>Wisconsin’s Department of Health Services will finally identify the farm that supplied raw milk linked to a large food poisoning outbreak in the west-central town of Durand this fall. Based on numerous accounts, participants in a potluck banquet for the Durand High School football teams were not informed that the milk they were served was unpasteurized. Within days, multiple students were hospitalized and state health investigators ultimately confirmed 38 victims. The outbreak was so severe, the football program was forced to cancel two of its games and school officials marked 150 absences.

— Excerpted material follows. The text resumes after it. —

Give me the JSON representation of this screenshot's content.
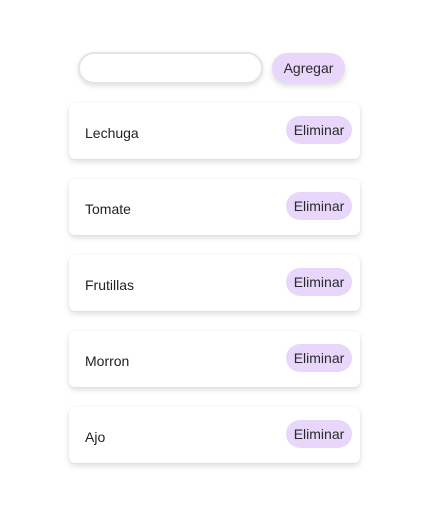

Stephanie Smiley, a spokeswoman for the Department of Health Services, told the Milwaukee Journal-Sentinel that the raw milk farm could be named in a report on the outbreak that is due out next month. “I believe we will have the information in that report,” Smiley said. Officials already have proven through genetic testing that Campylobacter bacteria found in manure samples and milk at the farm matched the pathogen strain that made people sick. The milk and manure samples were taken six days after the pot luck dinner, but the farm has never been publicly named, the Journal-Sentinel reported
The outbreak dates back to September when the Pepin County Health Department first confirmed that Campylobacter was to blame for a rash of gastrointestinal illnesses among people associated with the Durand School District. Student Brianna Winnekins, a manager of the football team who was hospitalized for four days, has said in two interviews that she would have avoided the milk during the banquet if she had known it was raw. Instead, she drank two glasses and wound up in Chippewa Valley Hospital for four days with a dangerously high fever.
Raw milk sales are largely prohibited in Wisconsin because of the well-known risks of infection from pathogenic bacteria such as Campylobacter, Salmonella and Shiga toxin-producing E. coli. Knowing the name of the farm that produced the raw milk will play into any possible lawsuit tied to the Durand football food poisoning outbreak.